Boring and confusing. I frankly couldn’t wait to get to the end, no longer ingesting and understanding the events that were unfolding, but feeding myself words like gruel.


The author fails to recognise that, while it may not be “proper”, he must remind and re-explain the figures and institutions involved. I lost track a number of the countless individuals and their respective views and policies. I sometimes found this (mass market paperback) impenetrably confusing.

Absolutely brilliant. Thrilling. Sad. Romantic.

Speaking as someone who doesn’t read a lot of fantasy but for whom the first Dune awoke something, I didn’t find Messiah as engaging or succinct, though it did take me back to a place I didn’t think I would ever return to. I’m glad I was able to experience the sequel.

By page 4 the author’s politics are already incredibly tiresome. Then he insults this reader by calling those who work from home feeble, unprofessional and unproductive. What a waste of £25

I almost didn’t finish reading, after putting it down for a week around the 80 page mark. Yet, here I am writing a review at 11.30pm, having read the last ~70 pages in one go. It’s very well written, though perhaps a little too “educated” for me; the protagonist, a character who keeps moving forward and then retreating over his own thinking, I found difficult. Emotive but slightly unsatisfying.

It just isn't very well written. Perhaps I am the wrong audience.

Characters seem to do things without no prior knowledge or experience. Things happen in a moment that would take a lot of time and effort. If it were a film it would be 80% montage. The characters don't make much sense.

Frank Herbert spent 6 years developing the universe Dune was set in. The "Red Rising" universe is "plausible-sounding" but not very believable. It reads how someone unfamiliar with the genre would think Dune was. It's not original; it doesn't bring anything new to the table.

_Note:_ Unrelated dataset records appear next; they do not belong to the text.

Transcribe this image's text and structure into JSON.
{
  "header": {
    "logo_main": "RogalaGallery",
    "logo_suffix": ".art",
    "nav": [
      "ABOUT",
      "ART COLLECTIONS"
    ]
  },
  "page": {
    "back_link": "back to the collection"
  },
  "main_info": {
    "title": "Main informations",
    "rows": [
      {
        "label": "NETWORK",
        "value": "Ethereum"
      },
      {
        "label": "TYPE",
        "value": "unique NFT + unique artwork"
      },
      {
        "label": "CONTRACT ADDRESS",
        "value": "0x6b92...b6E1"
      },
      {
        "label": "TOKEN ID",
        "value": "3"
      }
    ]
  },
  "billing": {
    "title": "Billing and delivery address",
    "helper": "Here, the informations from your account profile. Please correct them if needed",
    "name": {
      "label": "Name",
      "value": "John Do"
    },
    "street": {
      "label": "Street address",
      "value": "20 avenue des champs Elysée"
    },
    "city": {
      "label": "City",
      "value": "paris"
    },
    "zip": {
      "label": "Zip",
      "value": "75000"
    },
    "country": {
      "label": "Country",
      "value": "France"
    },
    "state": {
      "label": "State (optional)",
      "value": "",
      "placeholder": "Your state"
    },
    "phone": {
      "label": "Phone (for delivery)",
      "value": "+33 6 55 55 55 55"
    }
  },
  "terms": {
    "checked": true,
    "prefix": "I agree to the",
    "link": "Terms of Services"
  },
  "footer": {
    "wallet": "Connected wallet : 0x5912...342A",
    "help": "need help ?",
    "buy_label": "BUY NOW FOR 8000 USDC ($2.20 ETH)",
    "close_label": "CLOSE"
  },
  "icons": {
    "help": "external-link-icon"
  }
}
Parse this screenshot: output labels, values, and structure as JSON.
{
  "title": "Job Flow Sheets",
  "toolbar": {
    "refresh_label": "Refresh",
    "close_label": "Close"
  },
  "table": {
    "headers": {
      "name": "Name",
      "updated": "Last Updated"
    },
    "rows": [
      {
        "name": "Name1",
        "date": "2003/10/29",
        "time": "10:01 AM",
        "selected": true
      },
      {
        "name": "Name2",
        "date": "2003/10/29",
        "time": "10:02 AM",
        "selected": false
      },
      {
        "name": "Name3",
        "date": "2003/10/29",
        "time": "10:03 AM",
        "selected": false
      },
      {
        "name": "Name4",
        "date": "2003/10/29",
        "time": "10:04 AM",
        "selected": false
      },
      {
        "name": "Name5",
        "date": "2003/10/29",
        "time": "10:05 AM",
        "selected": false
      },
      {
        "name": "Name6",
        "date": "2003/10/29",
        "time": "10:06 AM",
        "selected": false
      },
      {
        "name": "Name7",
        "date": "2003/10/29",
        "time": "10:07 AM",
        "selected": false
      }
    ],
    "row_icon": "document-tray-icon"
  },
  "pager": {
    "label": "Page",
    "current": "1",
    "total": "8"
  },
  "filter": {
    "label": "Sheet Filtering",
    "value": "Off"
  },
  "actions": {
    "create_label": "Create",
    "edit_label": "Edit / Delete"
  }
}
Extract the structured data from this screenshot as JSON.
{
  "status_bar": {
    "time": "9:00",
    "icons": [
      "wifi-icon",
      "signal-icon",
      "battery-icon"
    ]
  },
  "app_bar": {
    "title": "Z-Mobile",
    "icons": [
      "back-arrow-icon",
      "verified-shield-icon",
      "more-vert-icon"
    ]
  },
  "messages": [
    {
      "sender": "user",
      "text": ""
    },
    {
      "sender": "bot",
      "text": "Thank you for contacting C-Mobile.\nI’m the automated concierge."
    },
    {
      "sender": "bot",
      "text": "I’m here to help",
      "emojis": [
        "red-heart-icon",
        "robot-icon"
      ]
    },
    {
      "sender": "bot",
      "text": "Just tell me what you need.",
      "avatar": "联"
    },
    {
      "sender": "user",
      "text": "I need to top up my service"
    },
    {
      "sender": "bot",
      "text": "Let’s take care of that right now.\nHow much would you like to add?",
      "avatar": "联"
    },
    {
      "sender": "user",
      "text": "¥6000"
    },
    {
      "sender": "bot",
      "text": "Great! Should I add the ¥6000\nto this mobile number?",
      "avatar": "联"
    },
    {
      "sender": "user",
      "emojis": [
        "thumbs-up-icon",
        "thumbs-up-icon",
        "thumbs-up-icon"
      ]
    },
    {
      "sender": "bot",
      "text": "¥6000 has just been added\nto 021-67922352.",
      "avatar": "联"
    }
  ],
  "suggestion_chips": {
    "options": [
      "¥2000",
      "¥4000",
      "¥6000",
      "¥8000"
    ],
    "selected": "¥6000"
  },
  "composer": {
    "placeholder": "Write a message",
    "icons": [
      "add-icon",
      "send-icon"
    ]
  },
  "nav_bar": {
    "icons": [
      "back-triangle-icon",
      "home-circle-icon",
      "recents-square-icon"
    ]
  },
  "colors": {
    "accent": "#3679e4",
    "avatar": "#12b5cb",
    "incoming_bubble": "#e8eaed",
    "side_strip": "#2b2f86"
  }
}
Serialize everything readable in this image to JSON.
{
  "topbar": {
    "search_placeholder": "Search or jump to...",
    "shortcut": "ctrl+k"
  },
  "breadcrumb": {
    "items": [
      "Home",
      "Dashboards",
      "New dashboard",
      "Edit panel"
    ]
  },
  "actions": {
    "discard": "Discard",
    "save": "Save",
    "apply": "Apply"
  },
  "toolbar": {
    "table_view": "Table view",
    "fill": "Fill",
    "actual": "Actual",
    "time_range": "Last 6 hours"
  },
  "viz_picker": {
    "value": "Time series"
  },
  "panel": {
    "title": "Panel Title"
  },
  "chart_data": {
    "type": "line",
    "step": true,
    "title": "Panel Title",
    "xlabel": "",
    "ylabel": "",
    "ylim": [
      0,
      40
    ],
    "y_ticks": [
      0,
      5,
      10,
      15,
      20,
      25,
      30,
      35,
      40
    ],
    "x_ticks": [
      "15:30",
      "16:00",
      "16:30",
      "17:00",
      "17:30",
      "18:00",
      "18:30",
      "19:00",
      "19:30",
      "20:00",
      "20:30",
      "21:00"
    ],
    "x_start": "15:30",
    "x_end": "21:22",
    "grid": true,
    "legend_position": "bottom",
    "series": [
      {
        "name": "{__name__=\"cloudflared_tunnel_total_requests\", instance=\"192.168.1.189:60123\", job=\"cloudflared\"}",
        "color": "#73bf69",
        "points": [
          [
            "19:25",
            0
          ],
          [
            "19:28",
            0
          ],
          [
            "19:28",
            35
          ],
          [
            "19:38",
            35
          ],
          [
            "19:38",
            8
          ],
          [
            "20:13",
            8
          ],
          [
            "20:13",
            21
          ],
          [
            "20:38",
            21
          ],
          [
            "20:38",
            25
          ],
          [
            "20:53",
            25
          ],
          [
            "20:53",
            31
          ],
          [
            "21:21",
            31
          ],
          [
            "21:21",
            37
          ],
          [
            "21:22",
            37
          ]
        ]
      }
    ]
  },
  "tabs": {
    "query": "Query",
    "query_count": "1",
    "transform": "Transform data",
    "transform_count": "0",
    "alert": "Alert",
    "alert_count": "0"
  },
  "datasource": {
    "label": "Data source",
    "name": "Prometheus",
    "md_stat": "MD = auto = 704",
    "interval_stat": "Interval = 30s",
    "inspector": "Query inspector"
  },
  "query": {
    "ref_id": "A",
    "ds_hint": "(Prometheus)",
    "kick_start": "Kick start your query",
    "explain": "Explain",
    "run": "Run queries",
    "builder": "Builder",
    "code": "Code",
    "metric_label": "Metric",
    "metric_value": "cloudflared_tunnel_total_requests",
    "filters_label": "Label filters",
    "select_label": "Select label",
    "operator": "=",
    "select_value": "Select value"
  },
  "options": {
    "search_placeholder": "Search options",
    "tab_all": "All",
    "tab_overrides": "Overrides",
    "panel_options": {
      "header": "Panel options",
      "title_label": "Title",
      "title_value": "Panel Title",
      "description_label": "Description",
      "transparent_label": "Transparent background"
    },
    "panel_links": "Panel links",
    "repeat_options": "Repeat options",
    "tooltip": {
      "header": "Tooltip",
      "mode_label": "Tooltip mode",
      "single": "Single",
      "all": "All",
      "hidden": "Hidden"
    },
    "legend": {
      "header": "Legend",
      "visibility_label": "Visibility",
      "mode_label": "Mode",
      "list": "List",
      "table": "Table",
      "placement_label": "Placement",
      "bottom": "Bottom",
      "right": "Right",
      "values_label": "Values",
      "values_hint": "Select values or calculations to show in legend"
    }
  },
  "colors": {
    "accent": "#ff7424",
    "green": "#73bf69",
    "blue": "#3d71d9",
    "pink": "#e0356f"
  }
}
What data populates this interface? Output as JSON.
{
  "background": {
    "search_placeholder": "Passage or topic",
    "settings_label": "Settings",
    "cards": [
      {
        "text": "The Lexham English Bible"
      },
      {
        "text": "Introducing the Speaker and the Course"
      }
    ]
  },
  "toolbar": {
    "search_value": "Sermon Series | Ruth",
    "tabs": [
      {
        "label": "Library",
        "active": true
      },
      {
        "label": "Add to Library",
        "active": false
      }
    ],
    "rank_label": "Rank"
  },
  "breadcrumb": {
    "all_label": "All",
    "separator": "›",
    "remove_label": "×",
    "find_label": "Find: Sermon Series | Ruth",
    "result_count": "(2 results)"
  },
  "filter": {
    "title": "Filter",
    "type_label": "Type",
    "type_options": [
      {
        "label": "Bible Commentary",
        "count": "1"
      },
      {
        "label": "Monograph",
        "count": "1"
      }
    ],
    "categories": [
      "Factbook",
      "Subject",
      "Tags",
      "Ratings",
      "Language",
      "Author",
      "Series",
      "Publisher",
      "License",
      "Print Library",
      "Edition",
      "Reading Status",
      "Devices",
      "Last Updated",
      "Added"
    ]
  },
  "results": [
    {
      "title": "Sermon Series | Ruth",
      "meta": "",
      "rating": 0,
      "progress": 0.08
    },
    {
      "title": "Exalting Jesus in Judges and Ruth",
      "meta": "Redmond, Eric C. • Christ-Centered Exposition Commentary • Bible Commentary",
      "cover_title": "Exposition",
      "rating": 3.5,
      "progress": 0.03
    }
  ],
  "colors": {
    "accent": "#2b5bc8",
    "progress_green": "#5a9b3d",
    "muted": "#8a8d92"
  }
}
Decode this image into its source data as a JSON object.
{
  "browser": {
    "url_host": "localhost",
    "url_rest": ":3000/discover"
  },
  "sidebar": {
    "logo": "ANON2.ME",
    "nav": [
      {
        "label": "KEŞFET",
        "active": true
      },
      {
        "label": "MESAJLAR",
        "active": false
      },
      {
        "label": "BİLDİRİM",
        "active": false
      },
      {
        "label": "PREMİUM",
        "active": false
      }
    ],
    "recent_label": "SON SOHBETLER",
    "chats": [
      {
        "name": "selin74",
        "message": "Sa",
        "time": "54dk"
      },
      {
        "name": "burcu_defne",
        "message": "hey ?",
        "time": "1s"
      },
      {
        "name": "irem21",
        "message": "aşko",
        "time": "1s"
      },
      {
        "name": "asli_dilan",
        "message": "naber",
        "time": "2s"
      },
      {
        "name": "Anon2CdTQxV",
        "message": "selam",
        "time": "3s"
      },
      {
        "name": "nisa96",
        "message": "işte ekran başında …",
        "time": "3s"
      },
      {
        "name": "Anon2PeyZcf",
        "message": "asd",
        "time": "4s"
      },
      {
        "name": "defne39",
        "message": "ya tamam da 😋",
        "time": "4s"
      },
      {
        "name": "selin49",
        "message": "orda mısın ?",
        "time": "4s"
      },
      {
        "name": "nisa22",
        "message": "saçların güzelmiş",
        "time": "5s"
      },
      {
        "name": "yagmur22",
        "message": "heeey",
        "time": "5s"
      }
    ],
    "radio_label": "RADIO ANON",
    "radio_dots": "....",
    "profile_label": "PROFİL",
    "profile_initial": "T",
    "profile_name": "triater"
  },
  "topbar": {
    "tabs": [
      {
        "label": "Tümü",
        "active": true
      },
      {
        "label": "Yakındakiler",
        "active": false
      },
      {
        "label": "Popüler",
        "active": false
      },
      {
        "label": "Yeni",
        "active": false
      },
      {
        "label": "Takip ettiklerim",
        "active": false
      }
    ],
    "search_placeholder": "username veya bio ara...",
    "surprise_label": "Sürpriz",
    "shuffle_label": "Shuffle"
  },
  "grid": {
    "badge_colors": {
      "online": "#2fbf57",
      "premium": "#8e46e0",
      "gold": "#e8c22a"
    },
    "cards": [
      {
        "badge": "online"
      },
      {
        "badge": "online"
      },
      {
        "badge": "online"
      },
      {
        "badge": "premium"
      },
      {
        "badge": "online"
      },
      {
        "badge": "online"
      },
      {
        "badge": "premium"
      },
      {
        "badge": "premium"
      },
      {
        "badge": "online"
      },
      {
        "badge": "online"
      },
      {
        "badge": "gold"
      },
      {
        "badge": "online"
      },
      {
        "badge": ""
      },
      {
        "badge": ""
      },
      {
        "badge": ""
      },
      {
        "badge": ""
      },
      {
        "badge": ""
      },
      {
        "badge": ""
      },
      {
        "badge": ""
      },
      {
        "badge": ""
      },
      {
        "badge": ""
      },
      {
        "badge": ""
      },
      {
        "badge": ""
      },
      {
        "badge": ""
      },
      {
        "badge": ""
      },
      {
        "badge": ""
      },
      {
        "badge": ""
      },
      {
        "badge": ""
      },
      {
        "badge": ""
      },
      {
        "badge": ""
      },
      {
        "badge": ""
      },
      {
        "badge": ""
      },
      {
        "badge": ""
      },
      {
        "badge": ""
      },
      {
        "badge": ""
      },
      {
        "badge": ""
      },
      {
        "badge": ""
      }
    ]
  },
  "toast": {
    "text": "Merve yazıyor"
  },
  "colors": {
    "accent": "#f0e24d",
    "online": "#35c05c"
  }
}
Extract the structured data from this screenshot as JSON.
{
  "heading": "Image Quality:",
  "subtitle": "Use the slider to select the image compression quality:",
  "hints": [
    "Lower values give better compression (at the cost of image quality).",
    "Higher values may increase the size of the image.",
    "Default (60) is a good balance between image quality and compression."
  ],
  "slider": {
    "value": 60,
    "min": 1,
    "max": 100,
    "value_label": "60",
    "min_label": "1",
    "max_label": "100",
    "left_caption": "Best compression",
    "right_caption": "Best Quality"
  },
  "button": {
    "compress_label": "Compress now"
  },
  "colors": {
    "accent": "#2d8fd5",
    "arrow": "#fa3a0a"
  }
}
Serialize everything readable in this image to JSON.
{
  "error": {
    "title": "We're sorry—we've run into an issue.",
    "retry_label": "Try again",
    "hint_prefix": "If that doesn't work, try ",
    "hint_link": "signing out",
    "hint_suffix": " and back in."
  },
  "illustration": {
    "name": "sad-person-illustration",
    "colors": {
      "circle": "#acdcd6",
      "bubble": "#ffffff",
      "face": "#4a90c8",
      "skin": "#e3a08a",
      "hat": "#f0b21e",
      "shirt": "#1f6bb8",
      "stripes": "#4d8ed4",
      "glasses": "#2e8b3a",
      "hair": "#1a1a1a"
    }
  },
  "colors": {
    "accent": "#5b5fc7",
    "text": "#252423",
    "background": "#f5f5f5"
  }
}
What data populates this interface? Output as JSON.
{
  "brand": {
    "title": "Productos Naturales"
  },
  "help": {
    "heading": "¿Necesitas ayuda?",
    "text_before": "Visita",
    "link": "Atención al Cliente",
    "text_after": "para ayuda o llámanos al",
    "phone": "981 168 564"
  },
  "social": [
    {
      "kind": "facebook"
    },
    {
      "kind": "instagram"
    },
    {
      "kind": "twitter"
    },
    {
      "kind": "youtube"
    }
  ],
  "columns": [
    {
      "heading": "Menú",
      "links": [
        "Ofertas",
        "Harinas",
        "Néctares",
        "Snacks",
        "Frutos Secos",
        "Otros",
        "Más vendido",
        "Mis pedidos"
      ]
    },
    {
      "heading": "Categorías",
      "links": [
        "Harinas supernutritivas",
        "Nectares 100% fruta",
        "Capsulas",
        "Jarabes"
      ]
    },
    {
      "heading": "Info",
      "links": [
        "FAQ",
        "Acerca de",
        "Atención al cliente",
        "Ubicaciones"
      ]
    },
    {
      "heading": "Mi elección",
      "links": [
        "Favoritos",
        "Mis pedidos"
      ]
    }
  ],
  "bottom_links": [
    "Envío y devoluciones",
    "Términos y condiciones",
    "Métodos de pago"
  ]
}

Read this book if you're thinking about writing a novel and don't think you're good enough yet.

I found the middle part of this novel incredibly dull and almost didn’t finish it, but it tied nicely together in the last ~120 pages or so.

Starts well and many of the examples of good vs poor maintenance are interesting, but the author loses sight of what he’s really trying to _say_, especially during his self-identified “digressions” which seem to go on for a while.

Utterly mesmerising. What extraordinary storytelling.